De telles obligations sont émises par les sociétés les plus fortes de l’économie américaine, desquelles on s’attend à ce qu’elles survivent une centaine d’années!

Ce genre de produit avait déjà été proposé entre 1993 et 1997 par une douzaine d’émetteurs. Mais ce type d’obligations demeure très rare depuis.

Avec les taux à des niveaux historiquement bas, plusieurs sociétés sont à la recherche de financement à très long terme. Et parce que la demande d’obligations corporatives domine l’offre, elles entendent en profiter.

Avec une échéance située en 2110, les investisseurs seront tous morts quand les obligations seront retirées du marché.

Pour les acheteurs, le risque se situe dans les taux d’intérêt : dans le prochain siècle, vont-ils grimper à un niveau tel qu’ils diminueront la valeur de l’obligation? Selon l’historique du marché obligataire, les experts en sont certains.

C’est pourquoi plusieurs doutent de l’intérêt réel d’un tel produit.
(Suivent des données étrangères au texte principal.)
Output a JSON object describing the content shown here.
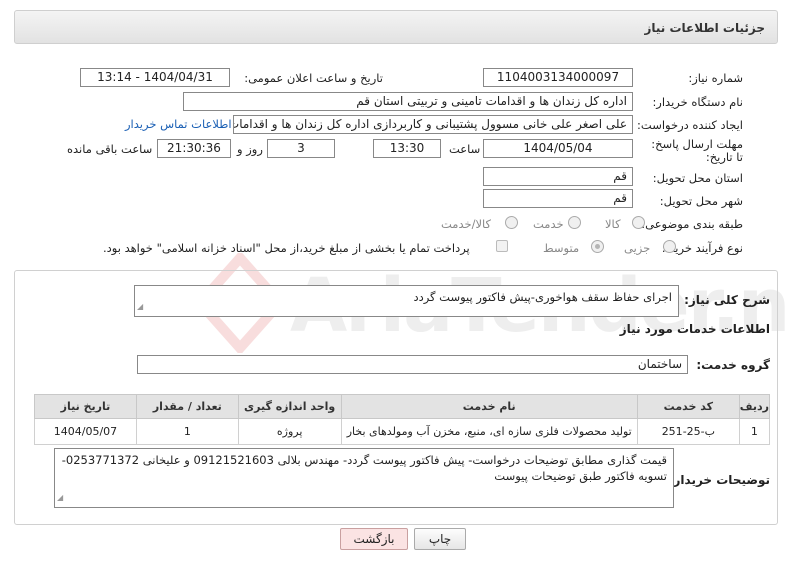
{
  "header": {
    "title": "جزئیات اطلاعات نیاز"
  },
  "fields": {
    "need_number_label": "شماره نیاز:",
    "need_number": "1104003134000097",
    "announce_label": "تاریخ و ساعت اعلان عمومی:",
    "announce_value": "1404/04/31 - 13:14",
    "buyer_org_label": "نام دستگاه خریدار:",
    "buyer_org": "اداره کل زندان ها و اقدامات تامینی و تربیتی استان قم",
    "requester_label": "ایجاد کننده درخواست:",
    "requester": "علی اصغر علی خانی مسوول پشتیبانی و کاربردازی اداره کل زندان ها و اقدامات تامینی و تربیتی استان قم",
    "contact_link": "اطلاعات تماس خریدار",
    "deadline_label": "مهلت ارسال پاسخ: تا تاریخ:",
    "deadline_date": "1404/05/04",
    "time_label": "ساعت",
    "deadline_time": "13:30",
    "days_value": "3",
    "days_label": "روز و",
    "remaining_time": "21:30:36",
    "remaining_label": "ساعت باقی مانده",
    "province_label": "استان محل تحویل:",
    "province": "قم",
    "city_label": "شهر محل تحویل:",
    "city": "قم",
    "category_label": "طبقه بندی موضوعی:",
    "category_options": [
      "کالا",
      "خدمت",
      "کالا/خدمت"
    ],
    "process_label": "نوع فرآیند خرید :",
    "process_options": [
      "جزیی",
      "متوسط"
    ],
    "payment_note": "پرداخت تمام یا بخشی از مبلغ خرید،از محل \"اسناد خزانه اسلامی\" خواهد بود."
  },
  "details": {
    "summary_label": "شرح کلی نیاز:",
    "summary": "اجرای حفاظ سقف هواخوری-پیش فاکتور پیوست گردد",
    "services_title": "اطلاعات خدمات مورد نیاز",
    "service_group_label": "گروه خدمت:",
    "service_group": "ساختمان",
    "table_headers": [
      "ردیف",
      "کد خدمت",
      "نام خدمت",
      "واحد اندازه گیری",
      "تعداد / مقدار",
      "تاریخ نیاز"
    ],
    "table_rows": [
      [
        "1",
        "ب-25-251",
        "تولید محصولات فلزی سازه ای، منبع، مخزن آب ومولدهای بخار",
        "پروژه",
        "1",
        "1404/05/07"
      ]
    ],
    "buyer_notes_label": "توضیحات خریدار:",
    "buyer_notes": "قیمت گذاری مطابق توضیحات درخواست- پیش فاکتور پیوست گردد- مهندس بلالی 09121521603 و علیخانی 0253771372- تسویه فاکتور طبق توضیحات پیوست"
  },
  "buttons": {
    "print": "چاپ",
    "back": "بازگشت"
  },
  "watermark": {
    "text": "AriaTender.neT"
  }
}
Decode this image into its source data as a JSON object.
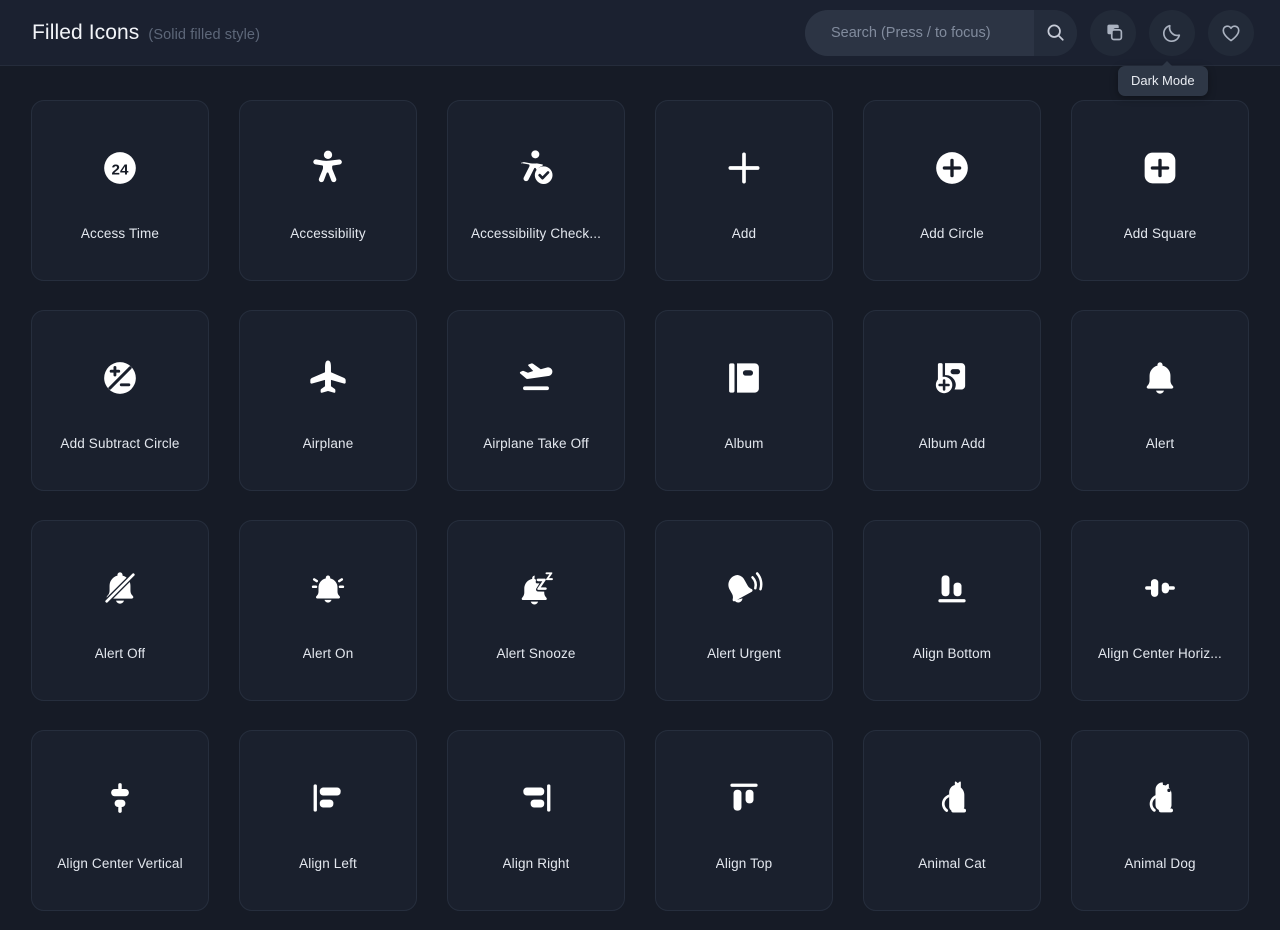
{
  "header": {
    "title": "Filled Icons",
    "subtitle": "(Solid filled style)",
    "search": {
      "placeholder": "Search (Press / to focus)",
      "value": ""
    },
    "buttons": [
      {
        "name": "copy-icon",
        "label": "Copy"
      },
      {
        "name": "moon-icon",
        "label": "Dark Mode"
      },
      {
        "name": "heart-icon",
        "label": "Favorites"
      }
    ],
    "tooltip": "Dark Mode"
  },
  "colors": {
    "page_background": "#161b26",
    "header_background": "#1b2130",
    "card_background": "#1a202d",
    "card_border": "#262e3d",
    "icon_color": "#ffffff",
    "label_color": "#e3e7ee",
    "subtitle_color": "#5d6779",
    "tooltip_background": "#2e3746"
  },
  "grid": {
    "columns": 6,
    "items": [
      {
        "label": "Access Time",
        "icon": "access-time-icon"
      },
      {
        "label": "Accessibility",
        "icon": "accessibility-icon"
      },
      {
        "label": "Accessibility Check...",
        "icon": "accessibility-check-icon"
      },
      {
        "label": "Add",
        "icon": "add-icon"
      },
      {
        "label": "Add Circle",
        "icon": "add-circle-icon"
      },
      {
        "label": "Add Square",
        "icon": "add-square-icon"
      },
      {
        "label": "Add Subtract Circle",
        "icon": "add-subtract-circle-icon"
      },
      {
        "label": "Airplane",
        "icon": "airplane-icon"
      },
      {
        "label": "Airplane Take Off",
        "icon": "airplane-take-off-icon"
      },
      {
        "label": "Album",
        "icon": "album-icon"
      },
      {
        "label": "Album Add",
        "icon": "album-add-icon"
      },
      {
        "label": "Alert",
        "icon": "alert-icon"
      },
      {
        "label": "Alert Off",
        "icon": "alert-off-icon"
      },
      {
        "label": "Alert On",
        "icon": "alert-on-icon"
      },
      {
        "label": "Alert Snooze",
        "icon": "alert-snooze-icon"
      },
      {
        "label": "Alert Urgent",
        "icon": "alert-urgent-icon"
      },
      {
        "label": "Align Bottom",
        "icon": "align-bottom-icon"
      },
      {
        "label": "Align Center Horiz...",
        "icon": "align-center-horizontal-icon"
      },
      {
        "label": "Align Center Vertical",
        "icon": "align-center-vertical-icon"
      },
      {
        "label": "Align Left",
        "icon": "align-left-icon"
      },
      {
        "label": "Align Right",
        "icon": "align-right-icon"
      },
      {
        "label": "Align Top",
        "icon": "align-top-icon"
      },
      {
        "label": "Animal Cat",
        "icon": "animal-cat-icon"
      },
      {
        "label": "Animal Dog",
        "icon": "animal-dog-icon"
      }
    ]
  }
}
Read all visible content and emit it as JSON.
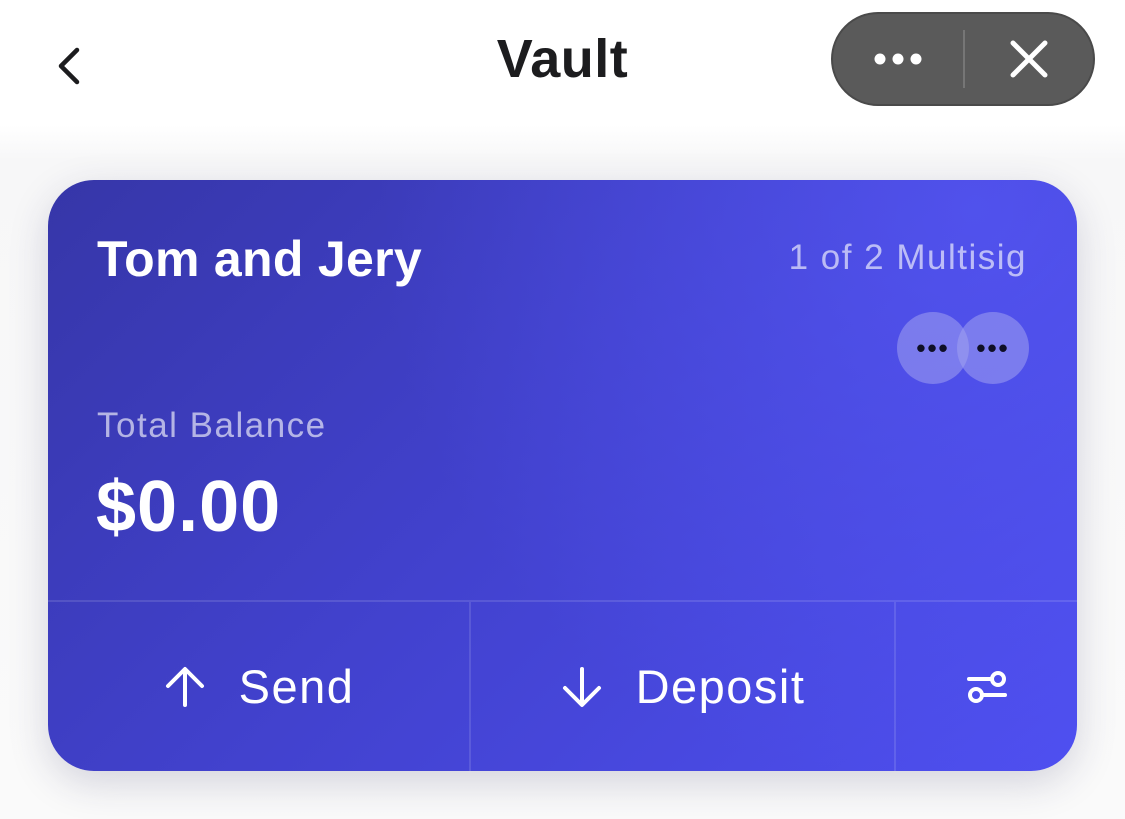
{
  "header": {
    "title": "Vault",
    "back_icon": "chevron-left-icon",
    "more_icon": "more-horizontal-icon",
    "close_icon": "close-icon"
  },
  "card": {
    "vault_name": "Tom and Jery",
    "multisig_label": "1 of 2 Multisig",
    "signers": [
      "•••",
      "•••"
    ],
    "balance_label": "Total Balance",
    "balance_value": "$0.00",
    "actions": {
      "send_label": "Send",
      "deposit_label": "Deposit",
      "send_icon": "arrow-up-icon",
      "deposit_icon": "arrow-down-icon",
      "settings_icon": "sliders-icon"
    }
  },
  "colors": {
    "card_gradient_start": "#3636a8",
    "card_gradient_end": "#4e4ff0",
    "capsule_bg": "#5a5a5a",
    "title_text": "#1c1c1e"
  }
}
Malgré tout, les banquiers qui proposent actuellement des obligations centenaires affirment qu’il y a une tendance « naturelle », depuis quelque temps, à aller vers les obligations à long terme.

Les entreprises qui ont émis des obligations centenaires par le passé sont Norfolk Southern, Anadarko Petroleum, Burlington Northern Santa Fe, Motorola, Walt Disney, Coca-Cola, Fedex, Ford, IBM… Le coupon de la majorité de ces obligations jouait entre 7% et 8%.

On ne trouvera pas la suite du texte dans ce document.